Prédications Protestantes dans les Alpes du sud 

Dimanche 30 Janvier 2021

Trescléoux (05700)

Lectures du Jour :

Deutéronome 18, 15-20

Marc 1, 21-28

1 Corinthiens 7, 32-35

D’un prophète, l’autre…

Un livre-Testament

Après son errance dans le désert contée dans le livre des Nombres, Le Deutéronome[1] (dernier livre de ce Pentateuque qui formera la Torah) précède l’entrée du Peuple en Canaan que Moïse aperçoit depuis le Mont Nébo,[2] et reprend le décalogue sous la forme de « trois discours de Moïse »[3]. On y trouve donc :

- aux chapitres 1 à 30 : « Les trois discours de Moïse »,

- Puis dans les 4 derniers chapitres, Moïse désigne Josué pour lui succéder, confie la Loi aux Lévites, donne ses dernières exhortations au peuple, que l’on connait sous le nom de « cantique de Moïse » (DT 32, 1-43) et donne sa bénédiction à chacune des 12 tribus. Puis Moïse meurt sans « traverser le Jourdain ».

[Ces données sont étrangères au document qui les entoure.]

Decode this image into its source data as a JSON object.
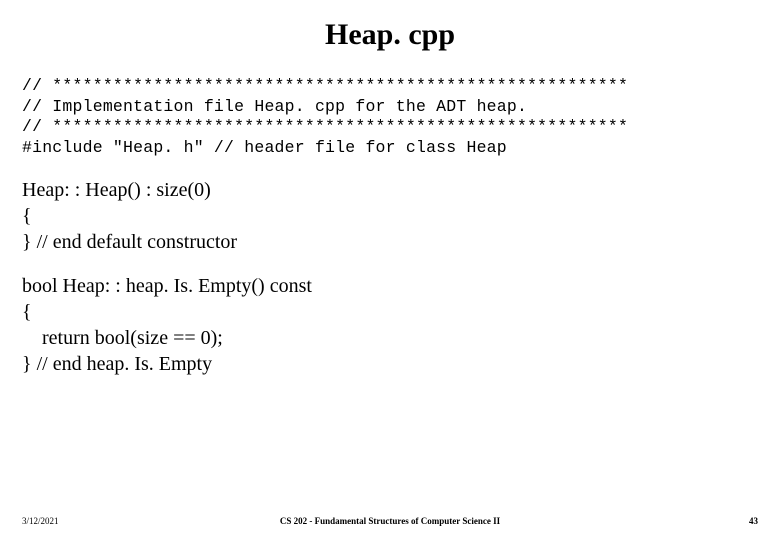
{
  "title": "Heap. cpp",
  "code": {
    "line1": "// *********************************************************",
    "line2": "// Implementation file Heap. cpp for the ADT heap.",
    "line3": "// *********************************************************",
    "line4": "#include \"Heap. h\" // header file for class Heap"
  },
  "body": {
    "block1_l1": "Heap: : Heap() : size(0)",
    "block1_l2": "{",
    "block1_l3": "} // end default constructor",
    "block2_l1": "bool Heap: : heap. Is. Empty() const",
    "block2_l2": "{",
    "block2_l3": "    return bool(size == 0);",
    "block2_l4": "} // end heap. Is. Empty"
  },
  "footer": {
    "date": "3/12/2021",
    "course": "CS 202 - Fundamental Structures of Computer Science II",
    "page": "43"
  }
}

Le Deutéronome donne la primauté à la relation avec Dieu, à l’écoute de sa Parole, à l’observance de ses commandements. L’institution religieuse, son organisation, arrivent en second plan. C’est le Deutéronome qui donne au Peuple sa prière fondamentale, son « Credo »[4] qui lui rappelle sa relation exclusive avec YHWH[5], le Dieu Unique.

Mais le Deutéronome rappelle également, qu’à la différence de l’idolâtrie qui amène habituellement les personnes à démissionner de leurs responsabilités pour s’en remettre à leurs idoles, la loi de Yahvé est toute autre : elle suppose que les personnes agissent de façon responsable : Au chapitre 30, nous trouvons ce verset qui nous accompagne tout au long de notre vie : J’ai mis devant toi la vie et la mort, choisis la vie afin que tu vives (v.19) : Dieu laissera toujours à l’homme son libre-arbitre. Nous verrons plus loin où cela peut le mener.

Le Deutéronome apparaît enfin comme la reformulation ultime de la Loi divine, "La Torah", par Moïse. Ainsi le Deutéronome[6], mot forgé par les traducteurs grecs de la Bible[7], se donne comme la Seconde Loi. Non pas une loi nouvelle, différente de celle du Sinaï, mais une manière d'appliquer celle-ci à la nouvelle condition du peuple de Dieu qui va s'installer en Canaan, la Terre promise.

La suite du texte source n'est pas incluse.